The AI Data Centers That Fit on a Truck
Summary
Companies like Duos Edge AI and LG CNS are addressing the slow deployment of AI hardware by adopting modular data centers, which are pre-fabricated, self-contained units that can be deployed in months rather than years. Duos Edge AI's compute pods are 55 feet long and 12.5 feet wide, designed for truck transport, and contain racks of GPUs. Duos recently partnered with Hydra Host to deploy four pods, totaling 2,304 GPUs, with an option to double to 4,608 GPUs, featuring upgrades like liquid cooling for intense AI workloads. Similarly, LG CNS has unveiled its AI Modular Data Center, also containing 576 Nvidia GPUs per unit, with plans to support over 4,600 GPUs in a single unit and deploy up to 50 units in Busan. This modular approach, also pursued by HPE, Vertiv, and Schneider Electric, simplifies site preparation to a concrete pad and offers faster deployment times and potentially lower costs per megawatt, with the market projected to more than double by 2030.
Key takeaway
For CTOs and VPs of Engineering evaluating AI infrastructure, modular data centers offer a compelling solution to accelerate GPU deployment.
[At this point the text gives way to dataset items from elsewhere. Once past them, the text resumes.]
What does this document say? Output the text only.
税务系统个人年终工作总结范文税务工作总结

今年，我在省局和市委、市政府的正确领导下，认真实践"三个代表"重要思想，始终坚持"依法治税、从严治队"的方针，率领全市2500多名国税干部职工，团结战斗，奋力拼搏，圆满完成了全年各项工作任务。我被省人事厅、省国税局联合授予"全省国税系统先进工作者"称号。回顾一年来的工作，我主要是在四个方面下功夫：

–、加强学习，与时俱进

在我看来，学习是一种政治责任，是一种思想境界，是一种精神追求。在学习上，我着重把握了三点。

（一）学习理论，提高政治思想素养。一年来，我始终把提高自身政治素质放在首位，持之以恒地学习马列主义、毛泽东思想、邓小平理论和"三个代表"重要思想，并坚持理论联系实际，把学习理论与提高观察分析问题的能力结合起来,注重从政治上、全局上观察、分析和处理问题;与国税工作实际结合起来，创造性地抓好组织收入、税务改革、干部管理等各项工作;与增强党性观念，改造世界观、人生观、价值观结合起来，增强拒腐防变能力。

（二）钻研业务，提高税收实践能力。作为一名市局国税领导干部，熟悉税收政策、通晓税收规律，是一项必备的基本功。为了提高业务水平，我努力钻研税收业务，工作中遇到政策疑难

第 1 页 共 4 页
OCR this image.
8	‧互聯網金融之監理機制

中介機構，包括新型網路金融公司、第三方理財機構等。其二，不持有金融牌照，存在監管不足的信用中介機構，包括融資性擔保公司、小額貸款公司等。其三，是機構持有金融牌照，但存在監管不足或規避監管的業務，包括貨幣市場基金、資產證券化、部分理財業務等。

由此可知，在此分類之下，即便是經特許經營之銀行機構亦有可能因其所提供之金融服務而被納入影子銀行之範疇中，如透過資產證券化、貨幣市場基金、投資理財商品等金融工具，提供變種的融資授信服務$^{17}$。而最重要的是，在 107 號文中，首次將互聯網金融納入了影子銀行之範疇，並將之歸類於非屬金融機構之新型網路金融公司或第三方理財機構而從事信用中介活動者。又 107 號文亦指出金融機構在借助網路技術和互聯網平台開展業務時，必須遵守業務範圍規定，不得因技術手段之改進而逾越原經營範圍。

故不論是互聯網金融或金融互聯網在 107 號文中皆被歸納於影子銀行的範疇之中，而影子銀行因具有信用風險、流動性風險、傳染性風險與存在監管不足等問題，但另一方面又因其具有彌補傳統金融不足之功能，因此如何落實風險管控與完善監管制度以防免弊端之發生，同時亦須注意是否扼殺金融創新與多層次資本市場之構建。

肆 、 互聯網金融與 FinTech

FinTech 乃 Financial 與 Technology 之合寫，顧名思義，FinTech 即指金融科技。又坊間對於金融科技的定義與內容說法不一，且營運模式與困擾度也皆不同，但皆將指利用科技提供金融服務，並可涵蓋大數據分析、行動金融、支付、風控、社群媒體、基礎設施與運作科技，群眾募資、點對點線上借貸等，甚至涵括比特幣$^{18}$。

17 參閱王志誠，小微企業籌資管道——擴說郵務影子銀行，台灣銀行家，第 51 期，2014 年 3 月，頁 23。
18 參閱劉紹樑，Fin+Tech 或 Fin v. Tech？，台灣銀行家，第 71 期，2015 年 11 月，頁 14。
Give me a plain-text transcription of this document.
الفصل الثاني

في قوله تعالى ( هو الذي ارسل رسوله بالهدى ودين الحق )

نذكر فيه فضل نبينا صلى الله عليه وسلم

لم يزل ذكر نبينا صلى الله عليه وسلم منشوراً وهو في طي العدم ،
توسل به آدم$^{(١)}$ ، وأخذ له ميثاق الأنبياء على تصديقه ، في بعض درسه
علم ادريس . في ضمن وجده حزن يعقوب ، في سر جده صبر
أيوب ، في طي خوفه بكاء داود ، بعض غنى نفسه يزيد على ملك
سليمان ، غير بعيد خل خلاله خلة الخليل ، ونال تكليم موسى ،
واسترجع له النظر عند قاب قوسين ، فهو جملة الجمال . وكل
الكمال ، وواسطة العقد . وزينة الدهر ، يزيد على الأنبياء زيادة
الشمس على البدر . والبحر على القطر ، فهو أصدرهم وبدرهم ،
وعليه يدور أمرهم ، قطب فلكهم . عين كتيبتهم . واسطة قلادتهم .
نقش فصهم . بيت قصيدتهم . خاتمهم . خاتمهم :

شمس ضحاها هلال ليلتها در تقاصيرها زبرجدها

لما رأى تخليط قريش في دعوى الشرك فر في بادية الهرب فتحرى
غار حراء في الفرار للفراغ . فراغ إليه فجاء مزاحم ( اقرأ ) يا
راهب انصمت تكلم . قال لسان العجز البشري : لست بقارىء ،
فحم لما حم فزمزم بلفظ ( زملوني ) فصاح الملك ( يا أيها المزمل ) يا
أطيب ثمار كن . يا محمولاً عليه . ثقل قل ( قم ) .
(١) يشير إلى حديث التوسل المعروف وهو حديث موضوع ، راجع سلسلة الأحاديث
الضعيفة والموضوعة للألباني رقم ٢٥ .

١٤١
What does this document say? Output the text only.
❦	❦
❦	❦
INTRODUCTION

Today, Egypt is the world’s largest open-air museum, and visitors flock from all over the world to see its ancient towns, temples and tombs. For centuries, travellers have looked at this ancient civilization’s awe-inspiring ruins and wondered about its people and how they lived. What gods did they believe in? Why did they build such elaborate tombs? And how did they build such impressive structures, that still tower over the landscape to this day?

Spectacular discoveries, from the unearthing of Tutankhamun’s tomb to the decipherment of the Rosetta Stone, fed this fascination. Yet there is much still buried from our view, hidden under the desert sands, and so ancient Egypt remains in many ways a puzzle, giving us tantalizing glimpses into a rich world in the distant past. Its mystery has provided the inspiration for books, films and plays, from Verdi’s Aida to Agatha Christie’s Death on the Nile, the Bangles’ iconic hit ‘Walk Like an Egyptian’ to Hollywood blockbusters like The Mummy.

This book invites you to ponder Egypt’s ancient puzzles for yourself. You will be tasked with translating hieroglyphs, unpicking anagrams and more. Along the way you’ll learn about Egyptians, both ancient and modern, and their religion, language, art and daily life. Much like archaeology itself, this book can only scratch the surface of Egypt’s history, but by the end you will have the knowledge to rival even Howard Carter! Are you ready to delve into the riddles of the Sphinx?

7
Your teams can achieve operational readiness in months, not years, by leveraging pre-fabricated units that simplify site preparation and scale incrementally. This approach mitigates delays from traditional data center construction and can provide cost efficiencies, especially for smaller or rapidly expanding AI initiatives.
Key insights
Modular data centers accelerate AI hardware deployment by using pre-fabricated, scalable units.
Principles
- Modular design enables rapid scaling.
- Off-site fabrication reduces on-site complexity.
Method
Deploy pre-fabricated compute pods and power modules on a concrete pad, then network them with redundant fiber connections for unified operation, reducing deployment time to months.
In practice
- Consider modular units for rapid GPU cluster deployment.
- Utilize liquid cooling for high-density AI workloads.
Topics
- Modular Data Centers
- AI Hardware Deployment
- GPU Infrastructure
- Liquid Cooling
- Duos Edge AI
Best for: CTO, VP of Engineering/Data, Entrepreneur, AI Architect, MLOps Engineer, Director of AI/ML
Related on AIssential
Editorial summary, takeaway, and curation by AIssential. Original article published by IEEE Spectrum.